Personalized Imputation in metric spaces via conformal prediction: Applications in Predicting Diabetes Development with Continuous Glucose Monitoring Information
التفاصيل البيبلوغرافية
العنوان:
Personalized Imputation in metric spaces via conformal prediction: Applications in Predicting Diabetes Development with Continuous Glucose Monitoring Information
The challenge of handling missing data is widespread in modern data analysis, particularly during the preprocessing phase and in various inferential modeling tasks. Although numerous algorithms exist for imputing missing data, the assessment of imputation quality at the patient level often lacks personalized statistical approaches. Moreover, there is a scarcity of imputation methods for metric space based statistical objects. The aim of this paper is to introduce a novel two-step framework that comprises: (i) a imputation methods for statistical objects taking values in metrics spaces, and (ii) a criterion for personalizing imputation using conformal inference techniques. This work is motivated by the need to impute distributional functional representations of continuous glucose monitoring (CGM) data within the context of a longitudinal study on diabetes, where a significant fraction of patients do not have available CGM profiles. The importance of these methods is illustrated by evaluating the effectiveness of CGM data as new digital biomarkers to predict the time to diabetes onset in healthy populations.

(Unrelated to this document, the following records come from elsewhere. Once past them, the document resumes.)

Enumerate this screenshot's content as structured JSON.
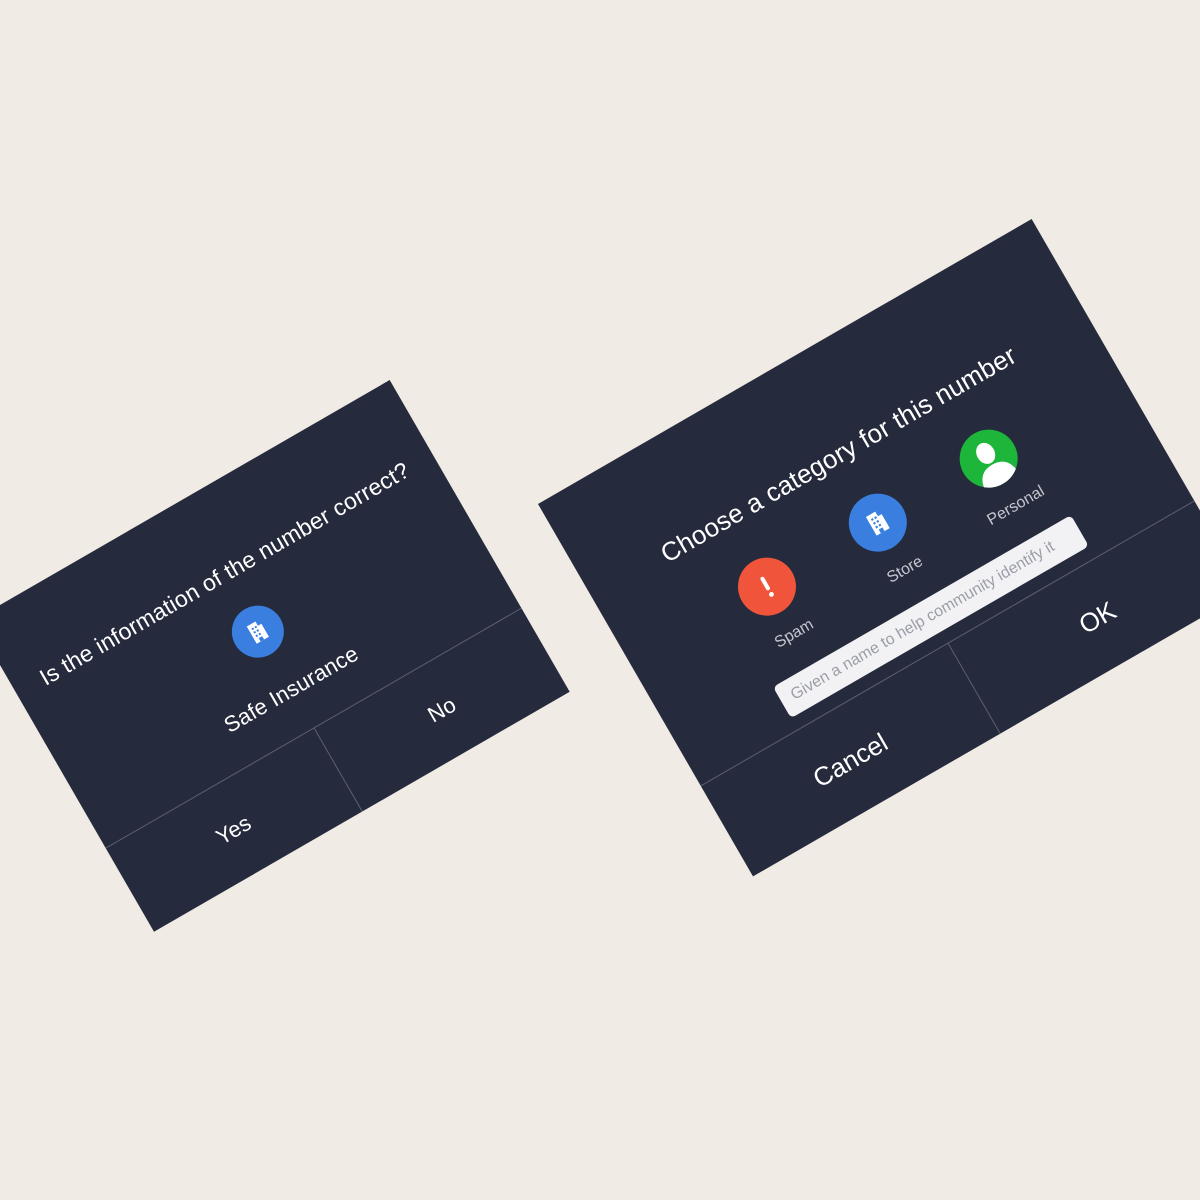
{
  "confirm_dialog": {
    "title": "Is the information of the number correct?",
    "entity_name": "Safe Insurance",
    "entity_icon": "building-icon",
    "yes_label": "Yes",
    "no_label": "No"
  },
  "category_dialog": {
    "title": "Choose a category for this number",
    "categories": [
      {
        "label": "Spam",
        "icon": "exclamation-icon",
        "color": "#f0553b"
      },
      {
        "label": "Store",
        "icon": "building-icon",
        "color": "#3a7fe0"
      },
      {
        "label": "Personal",
        "icon": "person-icon",
        "color": "#1db53a"
      }
    ],
    "name_placeholder": "Given a name to help community identify it",
    "cancel_label": "Cancel",
    "ok_label": "OK"
  },
  "colors": {
    "dialog_bg": "#262a3d",
    "page_bg": "#f0ebe5",
    "entity_icon_bg": "#3a7fe0"
  }
}
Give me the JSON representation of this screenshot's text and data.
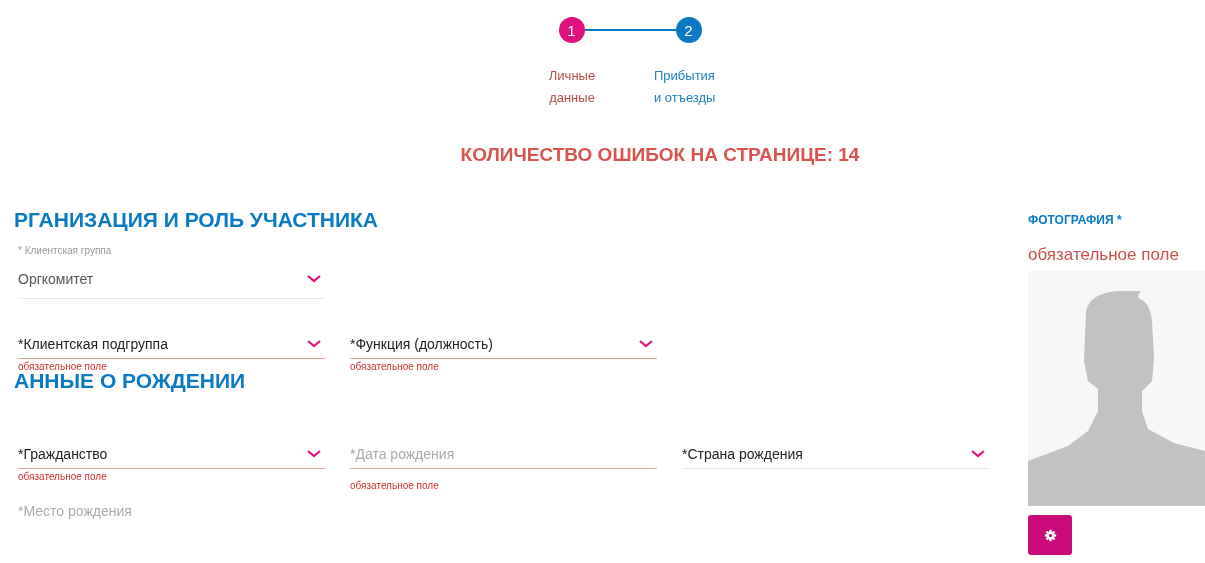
{
  "stepper": {
    "steps": [
      {
        "number": "1",
        "label": "Личные данные",
        "selected": true
      },
      {
        "number": "2",
        "label": "Прибытия и отъезды",
        "selected": false
      }
    ]
  },
  "error_summary": "КОЛИЧЕСТВО ОШИБОК НА СТРАНИЦЕ: 14",
  "sections": [
    {
      "title": "РГАНИЗАЦИЯ И РОЛЬ УЧАСТНИКА",
      "rows": [
        [
          {
            "kind": "select",
            "label": "* Клиентская группа",
            "value": "Оргкомитет"
          }
        ],
        [
          {
            "kind": "select",
            "value": "*Клиентская подгруппа",
            "error": "обязательное поле"
          },
          {
            "kind": "select",
            "value": "*Функция (должность)",
            "error": "обязательное поле"
          }
        ]
      ]
    },
    {
      "title": "АННЫЕ О РОЖДЕНИИ",
      "rows": [
        [
          {
            "kind": "select",
            "value": "*Гражданство",
            "error": "обязательное поле"
          },
          {
            "kind": "text",
            "placeholder": "*Дата рождения",
            "error": "обязательное поле"
          },
          {
            "kind": "select",
            "value": "*Страна рождения"
          }
        ],
        [
          {
            "kind": "text",
            "placeholder": "*Место рождения"
          }
        ]
      ]
    }
  ],
  "photo": {
    "title": "ФОТОГРАФИЯ *",
    "error": "обязательное поле",
    "kind": "picture",
    "button": {
      "kind": "settings"
    }
  }
}
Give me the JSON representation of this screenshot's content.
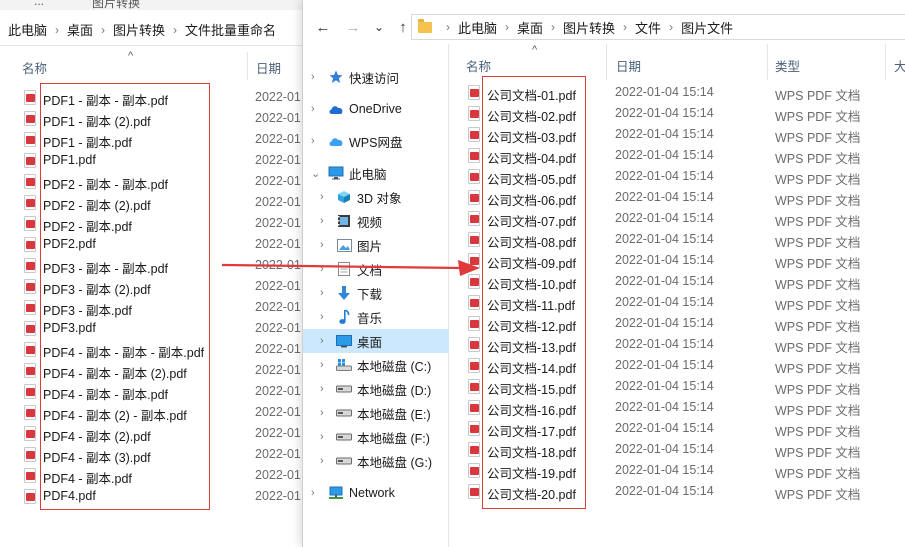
{
  "left_window": {
    "top_stubs": [
      "...",
      "图片转换"
    ],
    "breadcrumb": [
      "此电脑",
      "桌面",
      "图片转换",
      "文件批量重命名"
    ],
    "columns": {
      "name": "名称",
      "date": "日期"
    },
    "files": [
      {
        "name": "PDF1 - 副本 - 副本.pdf",
        "date": "2022-01"
      },
      {
        "name": "PDF1 - 副本 (2).pdf",
        "date": "2022-01"
      },
      {
        "name": "PDF1 - 副本.pdf",
        "date": "2022-01"
      },
      {
        "name": "PDF1.pdf",
        "date": "2022-01"
      },
      {
        "name": "PDF2 - 副本 - 副本.pdf",
        "date": "2022-01"
      },
      {
        "name": "PDF2 - 副本 (2).pdf",
        "date": "2022-01"
      },
      {
        "name": "PDF2 - 副本.pdf",
        "date": "2022-01"
      },
      {
        "name": "PDF2.pdf",
        "date": "2022-01"
      },
      {
        "name": "PDF3 - 副本 - 副本.pdf",
        "date": "2022-01"
      },
      {
        "name": "PDF3 - 副本 (2).pdf",
        "date": "2022-01"
      },
      {
        "name": "PDF3 - 副本.pdf",
        "date": "2022-01"
      },
      {
        "name": "PDF3.pdf",
        "date": "2022-01"
      },
      {
        "name": "PDF4 - 副本 - 副本 - 副本.pdf",
        "date": "2022-01"
      },
      {
        "name": "PDF4 - 副本 - 副本 (2).pdf",
        "date": "2022-01"
      },
      {
        "name": "PDF4 - 副本 - 副本.pdf",
        "date": "2022-01"
      },
      {
        "name": "PDF4 - 副本 (2) - 副本.pdf",
        "date": "2022-01"
      },
      {
        "name": "PDF4 - 副本 (2).pdf",
        "date": "2022-01"
      },
      {
        "name": "PDF4 - 副本 (3).pdf",
        "date": "2022-01"
      },
      {
        "name": "PDF4 - 副本.pdf",
        "date": "2022-01"
      },
      {
        "name": "PDF4.pdf",
        "date": "2022-01"
      }
    ]
  },
  "right_window": {
    "breadcrumb": [
      "此电脑",
      "桌面",
      "图片转换",
      "文件",
      "图片文件"
    ],
    "nav_icons": {
      "back": "←",
      "forward": "→",
      "recent": "⌄",
      "up": "↑"
    },
    "columns": {
      "name": "名称",
      "date": "日期",
      "type": "类型",
      "size": "大"
    },
    "nav_items": [
      {
        "label": "快速访问",
        "icon": "star-icon",
        "chev": "›"
      },
      {
        "label": "OneDrive",
        "icon": "cloud-icon",
        "chev": "›"
      },
      {
        "label": "WPS网盘",
        "icon": "cloud-icon",
        "chev": "›"
      },
      {
        "label": "此电脑",
        "icon": "computer-icon",
        "chev": "⌄"
      },
      {
        "label": "3D 对象",
        "icon": "cube-icon",
        "chev": "›"
      },
      {
        "label": "视频",
        "icon": "video-icon",
        "chev": "›"
      },
      {
        "label": "图片",
        "icon": "picture-icon",
        "chev": "›"
      },
      {
        "label": "文档",
        "icon": "document-icon",
        "chev": "›"
      },
      {
        "label": "下载",
        "icon": "download-icon",
        "chev": "›"
      },
      {
        "label": "音乐",
        "icon": "music-icon",
        "chev": "›"
      },
      {
        "label": "桌面",
        "icon": "desktop-icon",
        "chev": "›"
      },
      {
        "label": "本地磁盘 (C:)",
        "icon": "windows-drive-icon",
        "chev": "›"
      },
      {
        "label": "本地磁盘 (D:)",
        "icon": "drive-icon",
        "chev": "›"
      },
      {
        "label": "本地磁盘 (E:)",
        "icon": "drive-icon",
        "chev": "›"
      },
      {
        "label": "本地磁盘 (F:)",
        "icon": "drive-icon",
        "chev": "›"
      },
      {
        "label": "本地磁盘 (G:)",
        "icon": "drive-icon",
        "chev": "›"
      },
      {
        "label": "Network",
        "icon": "network-icon",
        "chev": "›"
      }
    ],
    "selected_nav": "桌面",
    "files": [
      {
        "name": "公司文档-01.pdf",
        "date": "2022-01-04 15:14",
        "type": "WPS PDF 文档"
      },
      {
        "name": "公司文档-02.pdf",
        "date": "2022-01-04 15:14",
        "type": "WPS PDF 文档"
      },
      {
        "name": "公司文档-03.pdf",
        "date": "2022-01-04 15:14",
        "type": "WPS PDF 文档"
      },
      {
        "name": "公司文档-04.pdf",
        "date": "2022-01-04 15:14",
        "type": "WPS PDF 文档"
      },
      {
        "name": "公司文档-05.pdf",
        "date": "2022-01-04 15:14",
        "type": "WPS PDF 文档"
      },
      {
        "name": "公司文档-06.pdf",
        "date": "2022-01-04 15:14",
        "type": "WPS PDF 文档"
      },
      {
        "name": "公司文档-07.pdf",
        "date": "2022-01-04 15:14",
        "type": "WPS PDF 文档"
      },
      {
        "name": "公司文档-08.pdf",
        "date": "2022-01-04 15:14",
        "type": "WPS PDF 文档"
      },
      {
        "name": "公司文档-09.pdf",
        "date": "2022-01-04 15:14",
        "type": "WPS PDF 文档"
      },
      {
        "name": "公司文档-10.pdf",
        "date": "2022-01-04 15:14",
        "type": "WPS PDF 文档"
      },
      {
        "name": "公司文档-11.pdf",
        "date": "2022-01-04 15:14",
        "type": "WPS PDF 文档"
      },
      {
        "name": "公司文档-12.pdf",
        "date": "2022-01-04 15:14",
        "type": "WPS PDF 文档"
      },
      {
        "name": "公司文档-13.pdf",
        "date": "2022-01-04 15:14",
        "type": "WPS PDF 文档"
      },
      {
        "name": "公司文档-14.pdf",
        "date": "2022-01-04 15:14",
        "type": "WPS PDF 文档"
      },
      {
        "name": "公司文档-15.pdf",
        "date": "2022-01-04 15:14",
        "type": "WPS PDF 文档"
      },
      {
        "name": "公司文档-16.pdf",
        "date": "2022-01-04 15:14",
        "type": "WPS PDF 文档"
      },
      {
        "name": "公司文档-17.pdf",
        "date": "2022-01-04 15:14",
        "type": "WPS PDF 文档"
      },
      {
        "name": "公司文档-18.pdf",
        "date": "2022-01-04 15:14",
        "type": "WPS PDF 文档"
      },
      {
        "name": "公司文档-19.pdf",
        "date": "2022-01-04 15:14",
        "type": "WPS PDF 文档"
      },
      {
        "name": "公司文档-20.pdf",
        "date": "2022-01-04 15:14",
        "type": "WPS PDF 文档"
      }
    ]
  },
  "colors": {
    "highlight_frame": "#e03a3a",
    "arrow": "#e03a3a",
    "selected_nav_bg": "#cce8ff",
    "pdf_icon_red": "#d9363e"
  }
}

To address these scientific challenges, we propose: (i) a new regression algorithm for missing responses; (ii) novel conformal prediction algorithms tailored for metric spaces with a focus on density responses within the 2-Wasserstein geometry; (iii) a broadly applicable personalized imputation method criterion, designed to enhance both of the aforementioned strategies, yet valid across any statistical model and data structure. Our findings reveal that incorporating CGM data into diabetes time-to-event analysis, augmented with a novel personalization phase of imputation, significantly enhances predictive accuracy by over ten percent compared to traditional predictive models for time to diabetes.